There is ultimately no safety in silence. Those who hesitate to defend the Left’s targets today – whether those targets are Glenn Beck, Sarah Palin or James O’Keefe – will regret their caution when they themselves become targets tomorrow. I hope that Mr. Prager will be interested in discussing this subject on his radio program. If not, I hope at least you will forward to him this e-mail from someone he never heard of before.Robert Stacy McCain
C’mon, Dennis: Join the Flemish Menace!
UPDATE: Thanks to our Kansas commenter for the tip that this post seems to have excited the ever-excitable Charles Johnson and his dwindling band of unbanned minions.

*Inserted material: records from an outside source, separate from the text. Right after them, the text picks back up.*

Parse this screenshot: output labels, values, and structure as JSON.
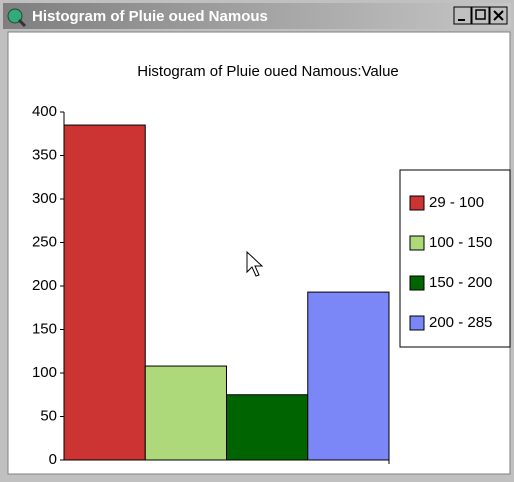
{
  "window": {
    "title": "Histogram of Pluie oued Namous"
  },
  "chart_data": {
    "type": "bar",
    "title": "Histogram of Pluie oued Namous:Value",
    "categories": [
      "29 - 100",
      "100 - 150",
      "150 - 200",
      "200 - 285"
    ],
    "values": [
      385,
      108,
      75,
      193
    ],
    "colors": [
      "#cc3333",
      "#aed97a",
      "#006400",
      "#7b86f7"
    ],
    "ylim": [
      0,
      400
    ],
    "yticks": [
      0,
      50,
      100,
      150,
      200,
      250,
      300,
      350,
      400
    ],
    "legend": "right"
  }
}
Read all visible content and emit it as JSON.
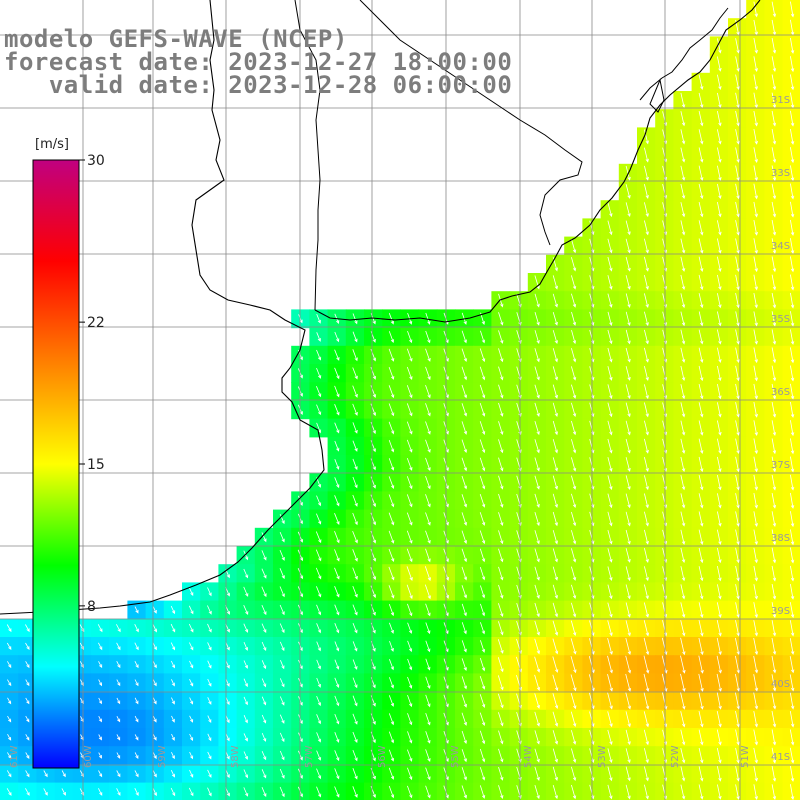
{
  "title": {
    "line1": "modelo GEFS-WAVE (NCEP)",
    "line2": "forecast date: 2023-12-27 18:00:00",
    "line3": "   valid date: 2023-12-28 06:00:00"
  },
  "colorbar": {
    "units": "[m/s]",
    "min": 0,
    "max": 30,
    "tick_labels": [
      "30",
      "22",
      "15",
      "8"
    ],
    "tick_values": [
      30,
      22,
      15,
      8
    ],
    "colors": [
      "#0000ff",
      "#00ffff",
      "#00ff00",
      "#ffff00",
      "#ff8000",
      "#ff0000",
      "#c00080"
    ]
  },
  "axes": {
    "lat_labels": [
      "31S",
      "33S",
      "34S",
      "35S",
      "36S",
      "37S",
      "38S",
      "39S",
      "40S",
      "41S"
    ],
    "lat_values": [
      -31,
      -33,
      -34,
      -35,
      -36,
      -37,
      -38,
      -39,
      -40,
      -41
    ],
    "lon_labels": [
      "61W",
      "60W",
      "59W",
      "58W",
      "57W",
      "56W",
      "55W",
      "54W",
      "53W",
      "52W",
      "51W"
    ],
    "lon_values": [
      -61,
      -60,
      -59,
      -58,
      -57,
      -56,
      -55,
      -54,
      -53,
      -52,
      -51
    ]
  },
  "field": {
    "variable": "wind speed and direction",
    "grid_step_deg": 0.25,
    "speed_range_mps": [
      2,
      19
    ],
    "mean_direction": "from north-west"
  },
  "colors": {
    "land": "#ffffff",
    "coastline": "#000000",
    "grid": "#888888",
    "label_text": "#7d7d7d"
  }
}
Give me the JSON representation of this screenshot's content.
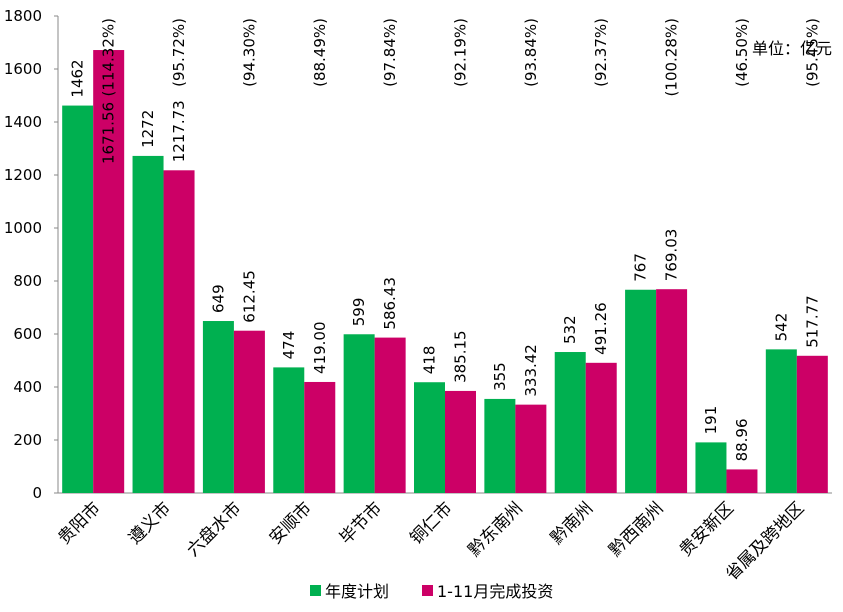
{
  "chart_data": {
    "type": "bar",
    "unit_label": "单位：亿元",
    "categories": [
      "贵阳市",
      "遵义市",
      "六盘水市",
      "安顺市",
      "毕节市",
      "铜仁市",
      "黔东南州",
      "黔南州",
      "黔西南州",
      "贵安新区",
      "省属及跨地区"
    ],
    "series": [
      {
        "name": "年度计划",
        "color": "#00b050",
        "values": [
          1462,
          1272,
          649,
          474,
          599,
          418,
          355,
          532,
          767,
          191,
          542
        ],
        "labels": [
          "1462",
          "1272",
          "649",
          "474",
          "599",
          "418",
          "355",
          "532",
          "767",
          "191",
          "542"
        ]
      },
      {
        "name": "1-11月完成投资",
        "color": "#cc0066",
        "values": [
          1671.56,
          1217.73,
          612.45,
          419.0,
          586.43,
          385.15,
          333.42,
          491.26,
          769.03,
          88.96,
          517.77
        ],
        "labels": [
          "1671.56",
          "1217.73",
          "612.45",
          "419.00",
          "586.43",
          "385.15",
          "333.42",
          "491.26",
          "769.03",
          "88.96",
          "517.77"
        ],
        "percent_labels": [
          "(114.32%)",
          "(95.72%)",
          "(94.30%)",
          "(88.49%)",
          "(97.84%)",
          "(92.19%)",
          "(93.84%)",
          "(92.37%)",
          "(100.28%)",
          "(46.50%)",
          "(95.45%)"
        ]
      }
    ],
    "ylim": [
      0,
      1800
    ],
    "yticks": [
      "0",
      "200",
      "400",
      "600",
      "800",
      "1000",
      "1200",
      "1400",
      "1600",
      "1800"
    ],
    "grid": false,
    "legend_position": "bottom"
  }
}
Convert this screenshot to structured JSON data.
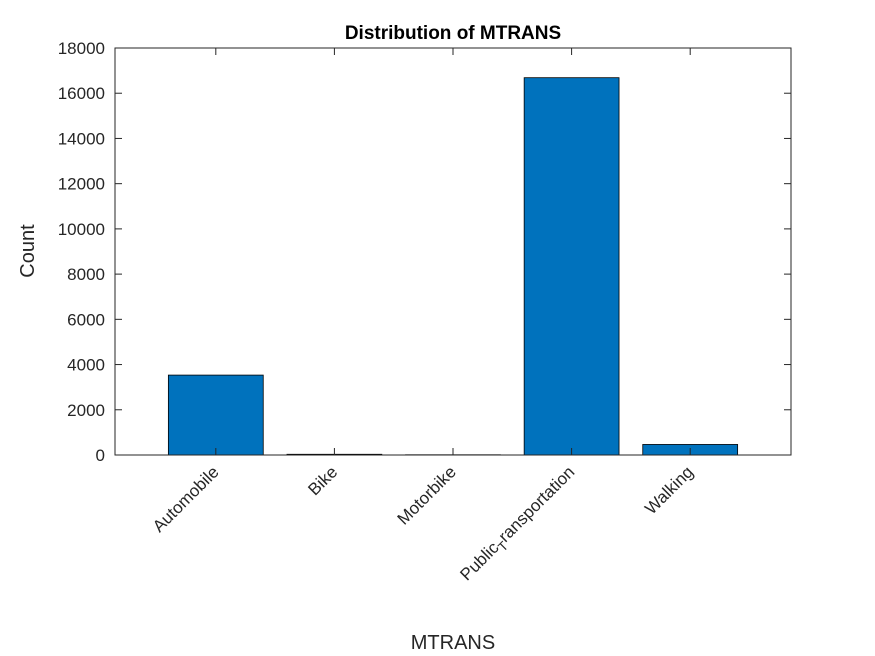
{
  "chart_data": {
    "type": "bar",
    "title": "Distribution of MTRANS",
    "xlabel": "MTRANS",
    "ylabel": "Count",
    "categories": [
      "Automobile",
      "Bike",
      "Motorbike",
      "Public_Transportation",
      "Walking"
    ],
    "tick_labels": [
      "Automobile",
      "Bike",
      "Motorbike",
      "Public",
      "ransportation",
      "T",
      "Walking"
    ],
    "values": [
      3534,
      32,
      11,
      16687,
      466
    ],
    "ylim": [
      0,
      18000
    ],
    "yticks": [
      0,
      2000,
      4000,
      6000,
      8000,
      10000,
      12000,
      14000,
      16000,
      18000
    ],
    "grid": false,
    "bar_color": "#0072BD"
  }
}
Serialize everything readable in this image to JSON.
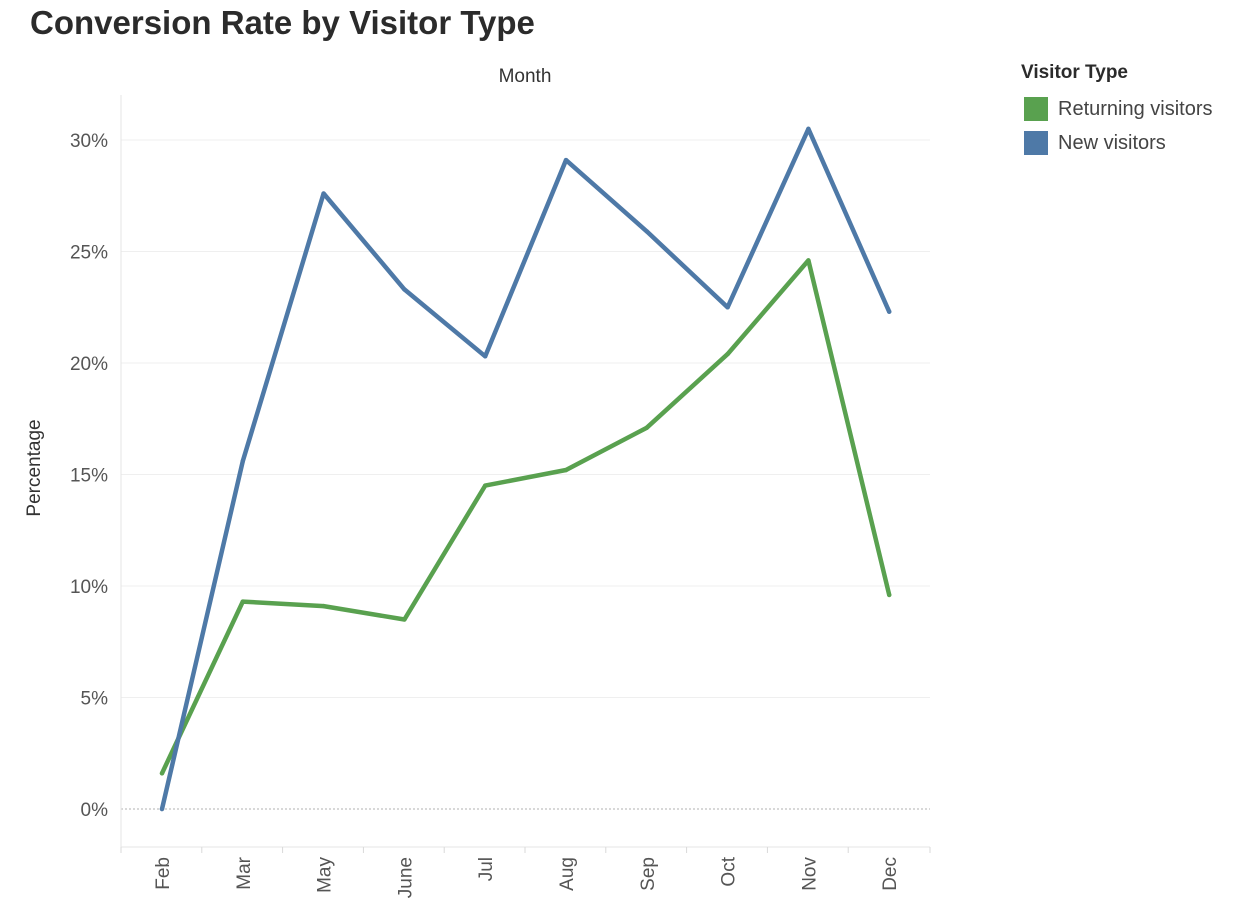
{
  "chart_data": {
    "type": "line",
    "title": "Conversion Rate by Visitor Type",
    "xlabel": "Month",
    "ylabel": "Percentage",
    "categories": [
      "Feb",
      "Mar",
      "May",
      "June",
      "Jul",
      "Aug",
      "Sep",
      "Oct",
      "Nov",
      "Dec"
    ],
    "series": [
      {
        "name": "Returning visitors",
        "color": "#59a14f",
        "values": [
          1.6,
          9.3,
          9.1,
          8.5,
          14.5,
          15.2,
          17.1,
          20.4,
          24.6,
          9.6
        ]
      },
      {
        "name": "New visitors",
        "color": "#4e79a7",
        "values": [
          0.0,
          15.6,
          27.6,
          23.3,
          20.3,
          29.1,
          25.9,
          22.5,
          30.5,
          22.3
        ]
      }
    ],
    "yticks": [
      "0%",
      "5%",
      "10%",
      "15%",
      "20%",
      "25%",
      "30%"
    ],
    "ytick_values": [
      0,
      5,
      10,
      15,
      20,
      25,
      30
    ],
    "ylim": [
      0,
      30
    ],
    "legend": {
      "title": "Visitor Type",
      "position": "right"
    },
    "grid": true
  }
}
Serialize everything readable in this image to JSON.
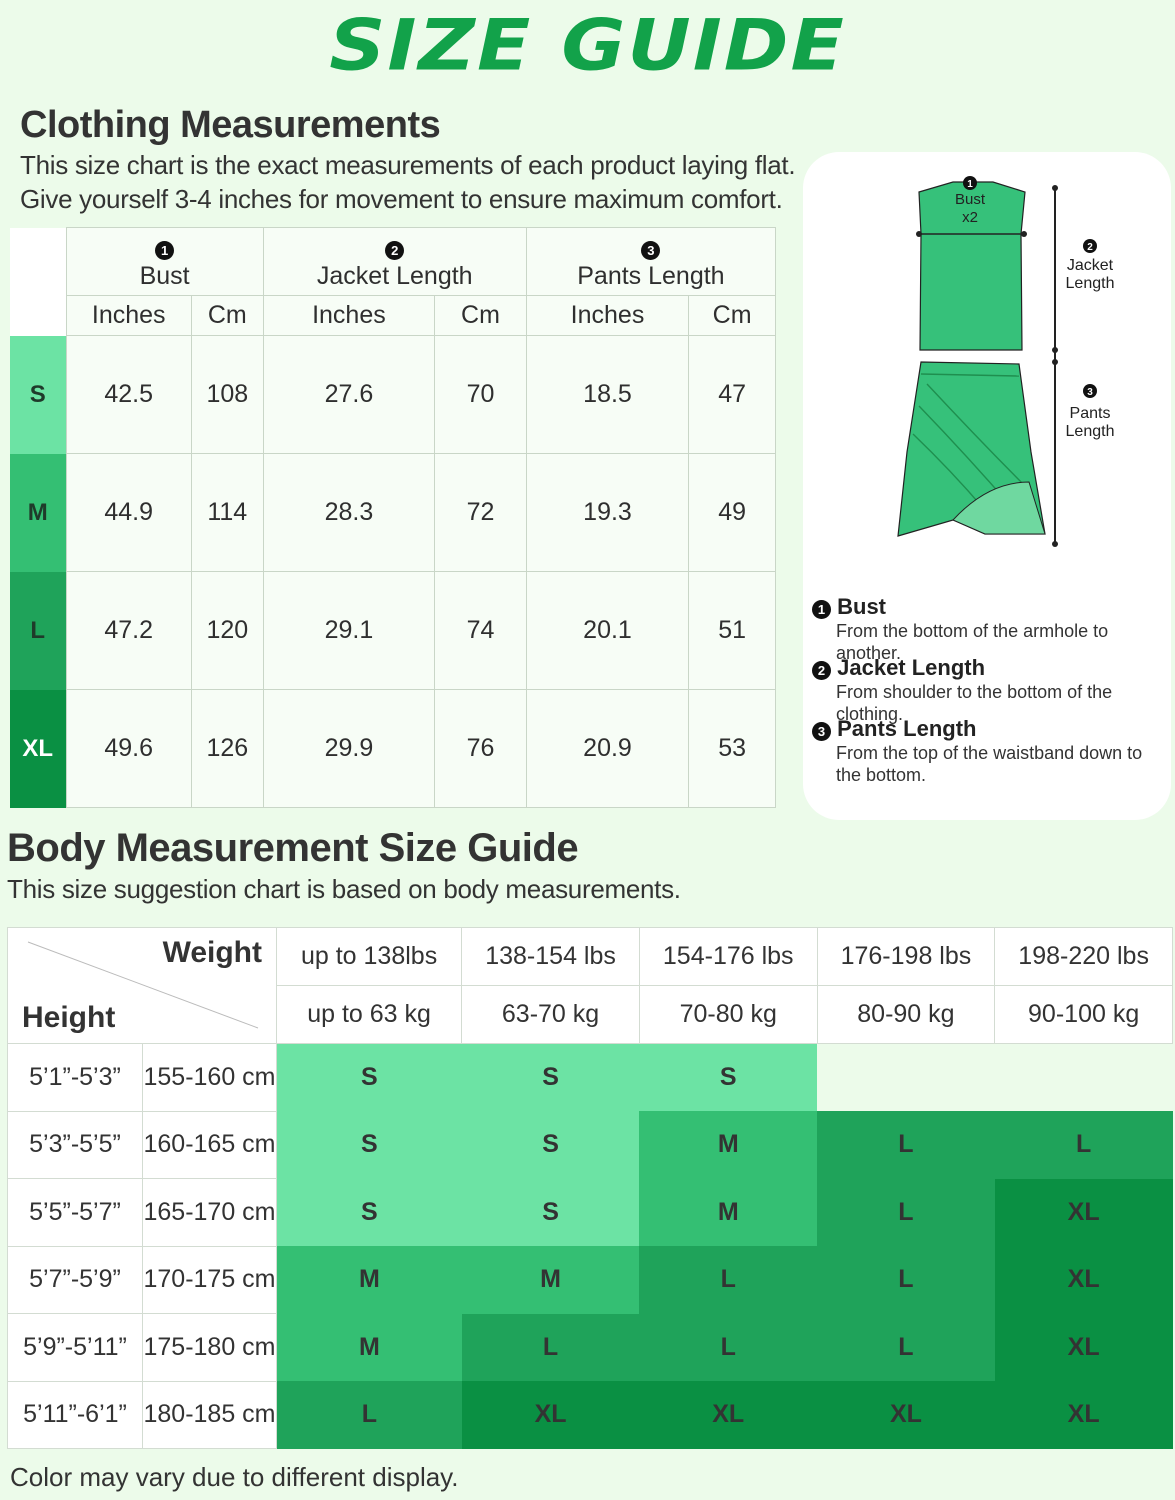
{
  "title": "SIZE GUIDE",
  "clothing": {
    "heading": "Clothing Measurements",
    "line1": "This size chart is the exact measurements of each product laying flat.",
    "line2": "Give yourself 3-4 inches for movement to ensure maximum comfort.",
    "columns": [
      {
        "num": "1",
        "label": "Bust"
      },
      {
        "num": "2",
        "label": "Jacket Length"
      },
      {
        "num": "3",
        "label": "Pants Length"
      }
    ],
    "unit_inches": "Inches",
    "unit_cm": "Cm",
    "rows": [
      {
        "size": "S",
        "values": [
          "42.5",
          "108",
          "27.6",
          "70",
          "18.5",
          "47"
        ]
      },
      {
        "size": "M",
        "values": [
          "44.9",
          "114",
          "28.3",
          "72",
          "19.3",
          "49"
        ]
      },
      {
        "size": "L",
        "values": [
          "47.2",
          "120",
          "29.1",
          "74",
          "20.1",
          "51"
        ]
      },
      {
        "size": "XL",
        "values": [
          "49.6",
          "126",
          "29.9",
          "76",
          "20.9",
          "53"
        ]
      }
    ],
    "size_colors": [
      "#6ce3a4",
      "#34bf73",
      "#1fa35a",
      "#0a9043"
    ]
  },
  "diagram": {
    "bust_label": "Bust",
    "bust_x": "x2",
    "jacket_label_1": "Jacket",
    "jacket_label_2": "Length",
    "pants_label_1": "Pants",
    "pants_label_2": "Length"
  },
  "definitions": [
    {
      "num": "1",
      "name": "Bust",
      "desc": "From the bottom of the armhole to another."
    },
    {
      "num": "2",
      "name": "Jacket Length",
      "desc": "From shoulder to the bottom of the clothing."
    },
    {
      "num": "3",
      "name": "Pants Length",
      "desc": "From the top of the waistband down to the bottom."
    }
  ],
  "body": {
    "heading": "Body Measurement Size Guide",
    "subtitle": "This size suggestion chart is based on body measurements.",
    "weight_label": "Weight",
    "height_label": "Height",
    "weights_lbs": [
      "up to 138lbs",
      "138-154 lbs",
      "154-176 lbs",
      "176-198 lbs",
      "198-220 lbs"
    ],
    "weights_kg": [
      "up to 63 kg",
      "63-70 kg",
      "70-80 kg",
      "80-90 kg",
      "90-100 kg"
    ],
    "rows": [
      {
        "ft": "5’1”-5’3”",
        "cm": "155-160 cm",
        "sizes": [
          "S",
          "S",
          "S",
          "",
          ""
        ]
      },
      {
        "ft": "5’3”-5’5”",
        "cm": "160-165 cm",
        "sizes": [
          "S",
          "S",
          "M",
          "L",
          "L"
        ]
      },
      {
        "ft": "5’5”-5’7”",
        "cm": "165-170 cm",
        "sizes": [
          "S",
          "S",
          "M",
          "L",
          "XL"
        ]
      },
      {
        "ft": "5’7”-5’9”",
        "cm": "170-175 cm",
        "sizes": [
          "M",
          "M",
          "L",
          "L",
          "XL"
        ]
      },
      {
        "ft": "5’9”-5’11”",
        "cm": "175-180 cm",
        "sizes": [
          "M",
          "L",
          "L",
          "L",
          "XL"
        ]
      },
      {
        "ft": "5’11”-6’1”",
        "cm": "180-185 cm",
        "sizes": [
          "L",
          "XL",
          "XL",
          "XL",
          "XL"
        ]
      }
    ]
  },
  "footer": "Color may vary due to different display."
}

Here’s a helpful hint for happiness in the blogosphere: Don’t ever get a Google alert for your own name.
The very fact that you would consider getting a Google alert for your own name probably indicates a tendency toward personal vanity. All that is then necessary for your enemies to goad your fragile ego is occasionally to write a sentence like, “Charles Johnson is a sociopathic narcissist,” and it will ruin your entire day.
If there are bloggers out there tempted to include the sentence “Charles Johnson is a sociopathic narcissist” as an auto-tag in every future post — well, far be it from me to impede your First Amendment right to free expression.